Throughout the entire Venezuelan territory, orchid exhibitions are held every year, especially in the month of May. Such exhibitions are held by specialized organizations.

Some of these institutions are the Venezuelan Society of Natural Sciences (SVCN), the Miranda State Orchid Society (SOEM), the Bolivar Orchid Growers Society (SOCB) and the Venezuelan Orchid Association (AVO).

It is considered a symbol of femininity because for its pollination it is necessary for the insects to be male.

3- The araguaney (Tabebuia chrysantha)

Proclaimed national tree on May 29, 1948 by joint resolution of the Ministries of Education and Agriculture and Breeding during the celebration of the first Tree Day.

This tradition was maintained until 1951, when on May 19 it was decreed that the week of the tree would be celebrated on the last Sunday of May.

The araguaney on average can measure between 6 and 8 meters. It has a straight and cylindrical trunk with an average diameter of 60 cm.

It can go unnoticed for most of the year.
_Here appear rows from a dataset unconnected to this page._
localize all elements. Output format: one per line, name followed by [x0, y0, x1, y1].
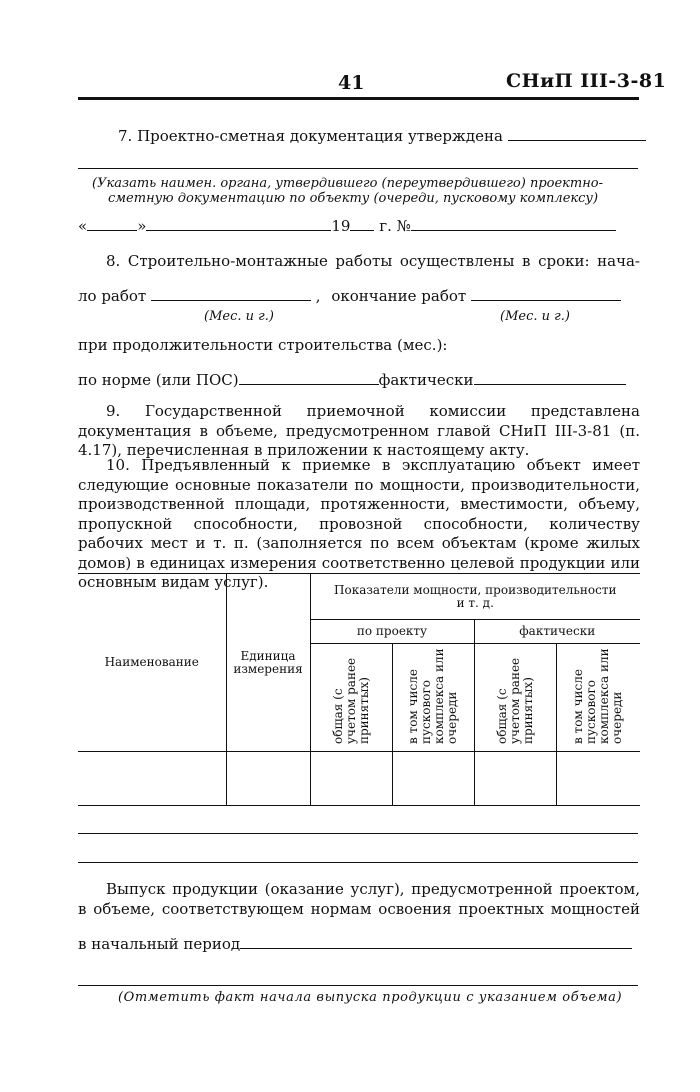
- capacity-table: [78, 573, 640, 806]
- actual-header: фактически: [474, 620, 640, 644]
- output-line2: в объеме, соответствующем нормам освоения проектных мощностей: [78, 900, 640, 918]
- output-line3: [78, 934, 632, 953]
- page-number: 41: [338, 72, 365, 94]
- number-blank[interactable]: [411, 216, 616, 231]
- col-unit-header: Единица измерения: [226, 574, 310, 752]
- cell-total-project[interactable]: [310, 752, 392, 806]
- header-rule: [78, 97, 639, 100]
- item8-line2: [78, 286, 621, 305]
- item9-paragraph: 9. Государственной приемочной комиссии представлена документация в объеме, предусмотренном главой СНиП III-3-81 (п. 4.17), перечисленная в приложении к настоящему акту.: [78, 402, 640, 459]
- sub-launch-actual: в том числе пускового комплекса или очереди: [556, 644, 640, 752]
- output-line1: Выпуск продукции (оказание услуг), предусмотренной проектом,: [106, 880, 640, 898]
- norm-line: [78, 370, 626, 389]
- item8-line1: 8. Строительно-монтажные работы осуществлены в сроки: нача-: [106, 252, 640, 270]
- table-row: [78, 752, 640, 806]
- year-prefix: 19: [331, 217, 351, 235]
- item7-organ-line[interactable]: [78, 168, 638, 169]
- norm-blank[interactable]: [239, 370, 379, 385]
- cell-total-actual[interactable]: [474, 752, 556, 806]
- by-project-header: по проекту: [310, 620, 474, 644]
- comma: ,: [315, 287, 321, 305]
- output-fact-line[interactable]: [78, 985, 638, 986]
- number-sign: №: [396, 217, 411, 235]
- initial-period-blank[interactable]: [240, 934, 632, 949]
- sub-total-actual: общая (с учетом ранее принятых): [474, 644, 556, 752]
- table-continuation-line-1[interactable]: [78, 833, 638, 834]
- end-blank[interactable]: [471, 286, 621, 301]
- year-blank[interactable]: [350, 216, 374, 231]
- start-label: ло работ: [78, 287, 147, 305]
- sub-launch-project: в том числе пускового комплекса или очереди: [392, 644, 474, 752]
- end-label: окончание работ: [331, 287, 467, 305]
- start-hint: (Мес. и г.): [204, 309, 274, 324]
- norm-label: по норме (или ПОС): [78, 371, 239, 389]
- table-continuation-line-2[interactable]: [78, 862, 638, 863]
- cell-name[interactable]: [78, 752, 226, 806]
- group-header: Показатели мощности, производительности и т. д.: [310, 574, 640, 620]
- cell-unit[interactable]: [226, 752, 310, 806]
- item7-note-1: (Указать наимен. органа, утвердившего (переутвердившего) проектно-: [92, 176, 604, 191]
- cell-launch-project[interactable]: [392, 752, 474, 806]
- open-quote: «: [78, 217, 88, 235]
- output-footnote: (Отметить факт начала выпуска продукции с указанием объема): [118, 990, 623, 1005]
- item7-date-line: [78, 216, 616, 235]
- item7-note-2: сметную документацию по объекту (очереди, пусковому комплексу): [108, 191, 599, 206]
- item7-line: [118, 126, 646, 145]
- item7-text: 7. Проектно-сметная документация утверждена: [118, 127, 503, 145]
- year-suffix: г.: [379, 217, 392, 235]
- item7-blank[interactable]: [508, 126, 646, 141]
- document-code: СНиП III-3-81: [506, 70, 667, 92]
- initial-period-label: в начальный период: [78, 935, 241, 953]
- col-name-header: Наименование: [78, 574, 226, 752]
- start-blank[interactable]: [151, 286, 311, 301]
- sub-total-project: общая (с учетом ранее принятых): [310, 644, 392, 752]
- month-blank[interactable]: [146, 216, 331, 231]
- actual-blank[interactable]: [474, 370, 626, 385]
- end-hint: (Мес. и г.): [500, 309, 570, 324]
- day-blank[interactable]: [87, 216, 137, 231]
- close-quote: »: [137, 217, 147, 235]
- cell-launch-actual[interactable]: [556, 752, 640, 806]
- actual-label: фактически: [378, 371, 474, 389]
- duration-label: при продолжительности строительства (мес.):: [78, 336, 448, 354]
- item10-paragraph: 10. Предъявленный к приемке в эксплуатацию объект имеет следующие основные показатели по мощности, производительности, производственной площади, протяженности, вместимости, объему, пропускной способности, провозной способности, количеству рабочих мест и т. п. (заполняется по всем объектам (кроме жилых домов) в единицах измерения соответственно целевой продукции или основным видам услуг).: [78, 456, 640, 591]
However, at the end of the drought, it drops its green leaves and, at the beginning of the rainy season —between February and April— this tree is filled with large and striking flowers of an intense yellow color.

During this stage the seeds that have been falling are already at their peak to begin to germinate a new plant.
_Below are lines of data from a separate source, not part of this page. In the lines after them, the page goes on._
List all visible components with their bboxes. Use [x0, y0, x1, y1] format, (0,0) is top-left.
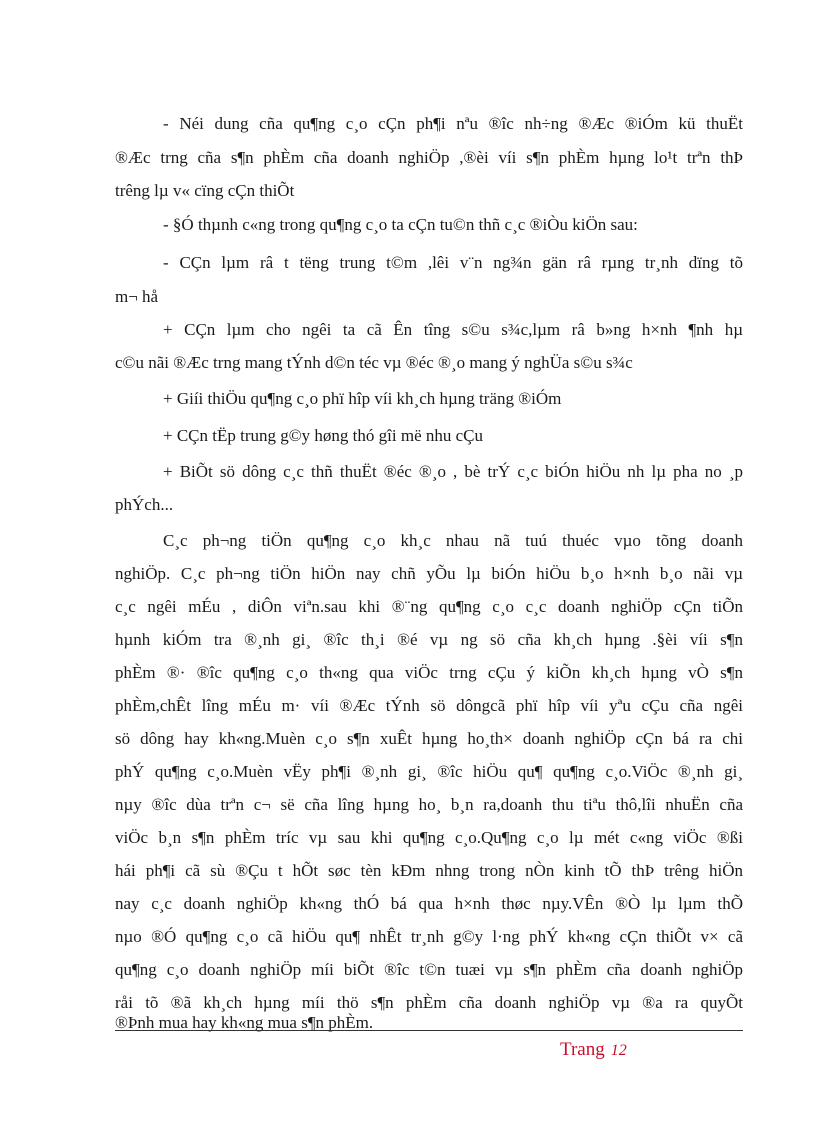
body-line-2: ®Æc trng cña s¶n phÈm cña doanh nghiÖp ,®èi víi s¶n phÈm hµng lo¹t trªn thÞ	[115, 148, 743, 167]
body-line-8: c©u nãi ®Æc trng mang tÝnh d©n téc vµ ®éc ®¸o mang ý nghÜa s©u s¾c	[115, 353, 633, 372]
body-line-7: + CÇn lµm cho ngêi ta cã Ên tîng s©u s¾c,lµm râ b»ng h×nh ¶nh hµ	[163, 320, 743, 339]
body-line-16: hµnh kiÓm tra ®¸nh gi¸ ®îc th¸i ®é vµ ng sö cña kh¸ch hµng .§èi víi s¶n	[115, 630, 743, 649]
body-line-22: viÖc b¸n s¶n phÈm tríc vµ sau khi qu¶ng c¸o.Qu¶ng c¸o lµ mét c«ng viÖc ®ßi	[115, 828, 743, 847]
body-line-4: - §Ó thµnh c«ng trong qu¶ng c¸o ta cÇn tu©n thñ c¸c ®iÒu kiÖn sau:	[163, 215, 638, 234]
body-line-17: phÈm ®· ®îc qu¶ng c¸o th«ng qua viÖc trng cÇu ý kiÕn kh¸ch hµng vÒ s¶n	[115, 663, 743, 682]
body-line-3: trêng lµ v« cïng cÇn thiÕt	[115, 181, 295, 200]
body-line-27: råi tõ ®ã kh¸ch hµng míi thö s¶n phÈm cña doanh nghiÖp vµ ®a ra quyÕt	[115, 993, 743, 1012]
page-footer	[560, 1039, 627, 1062]
page-number: 12	[610, 1042, 627, 1059]
page-label: Trang	[560, 1039, 605, 1060]
body-line-14: nghiÖp. C¸c ph¬ng tiÖn hiÖn nay chñ yÕu lµ biÓn hiÖu b¸o h×nh b¸o nãi vµ	[115, 564, 743, 583]
body-line-28: ®Þnh mua hay kh«ng mua s¶n phÈm.	[115, 1013, 374, 1032]
body-line-15: c¸c ngêi mÉu , diÔn viªn.sau khi ®¨ng qu¶ng c¸o c¸c doanh nghiÖp cÇn tiÕn	[115, 597, 743, 616]
body-line-21: nµy ®îc dùa trªn c¬ së cña lîng hµng ho¸ b¸n ra,doanh thu tiªu thô,lîi nhuËn cña	[115, 795, 743, 814]
body-line-23: hái ph¶i cã sù ®Çu t hÕt søc tèn kÐm nhng trong nÒn kinh tÕ thÞ trêng hiÖn	[115, 861, 743, 880]
body-line-19: sö dông hay kh«ng.Muèn c¸o s¶n xuÊt hµng ho¸th× doanh nghiÖp cÇn bá ra chi	[115, 729, 743, 748]
body-line-26: qu¶ng c¸o doanh nghiÖp míi biÕt ®îc t©n tuæi vµ s¶n phÈm cña doanh nghiÖp	[115, 960, 743, 979]
body-line-24: nay c¸c doanh nghiÖp kh«ng thÓ bá qua h×nh thøc nµy.VÊn ®Ò lµ lµm thÕ	[115, 894, 743, 913]
body-line-11: + BiÕt sö dông c¸c thñ thuËt ®éc ®¸o , bè trÝ c¸c biÓn hiÖu nh lµ pha no ¸p	[163, 462, 743, 481]
body-line-12: phÝch...	[115, 495, 174, 514]
body-line-5: - CÇn lµm râ t tëng trung t©m ,lêi v¨n ng¾n gän râ rµng tr¸nh dïng tõ	[163, 253, 743, 272]
body-line-10: + CÇn tËp trung g©y høng thó gîi më nhu cÇu	[163, 426, 483, 445]
body-line-13: C¸c ph¬ng tiÖn qu¶ng c¸o kh¸c nhau nã tuú thuéc vµo tõng doanh	[163, 531, 743, 550]
body-line-20: phÝ qu¶ng c¸o.Muèn vËy ph¶i ®¸nh gi¸ ®îc hiÖu qu¶ qu¶ng c¸o.ViÖc ®¸nh gi¸	[115, 762, 743, 781]
body-line-18: phÈm,chÊt lîng mÉu m· víi ®Æc tÝnh sö dôngcã phï hîp víi yªu cÇu cña ngêi	[115, 696, 743, 715]
body-line-9: + Giíi thiÖu qu¶ng c¸o phï hîp víi kh¸ch hµng träng ®iÓm	[163, 389, 562, 408]
body-line-6: m¬ hå	[115, 287, 159, 306]
footer-rule	[115, 1030, 743, 1031]
body-line-25: nµo ®Ó qu¶ng c¸o cã hiÖu qu¶ nhÊt tr¸nh g©y l·ng phÝ kh«ng cÇn thiÕt v× cã	[115, 927, 743, 946]
body-line-1: - Néi dung cña qu¶ng c¸o cÇn ph¶i nªu ®îc nh÷ng ®Æc ®iÓm kü thuËt	[163, 114, 743, 133]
The araguaney is a common tree in tropophilous, deciduous or deciduous forests, as well as in savannahs and arid hills, but it grows easily in almost any light and well-drained soil, so it is not uncommon to find it in much of the Venezuelan territory.

Its scientific name is Tabebuia chrisantha. tabebuia It is of aboriginal origin derived from “aravanei”, and chisantha It is a Greek word that means «golden flower», in reference to the color of its flowers. It is also known as acapro, curarí, araguán, cañada or puy.

Araguaney wood is one of the hardest in the tropical zone. It is used for the construction of furniture, bodies, floors and fine handicrafts, among others.

It has also been used for urban forestation, living fences, for shade and decoration. It is excellent honey.

References

American Psychiatric Association (APA). (2013). Diagnostic and Statistical Manual of Mental Disorders, Fifth Edition (DSM-V).
natural symbols. Retrieved from Sigavenezuela.com.ve on January 27, 2018.
Natural symbols of Venezuela. Retrieved from Notilogia.com on January 27, 2018.
10 facts about the turpial, the national bird of Venezuela. Retrieved from Latiendavenezolana.com on January 27, 2018.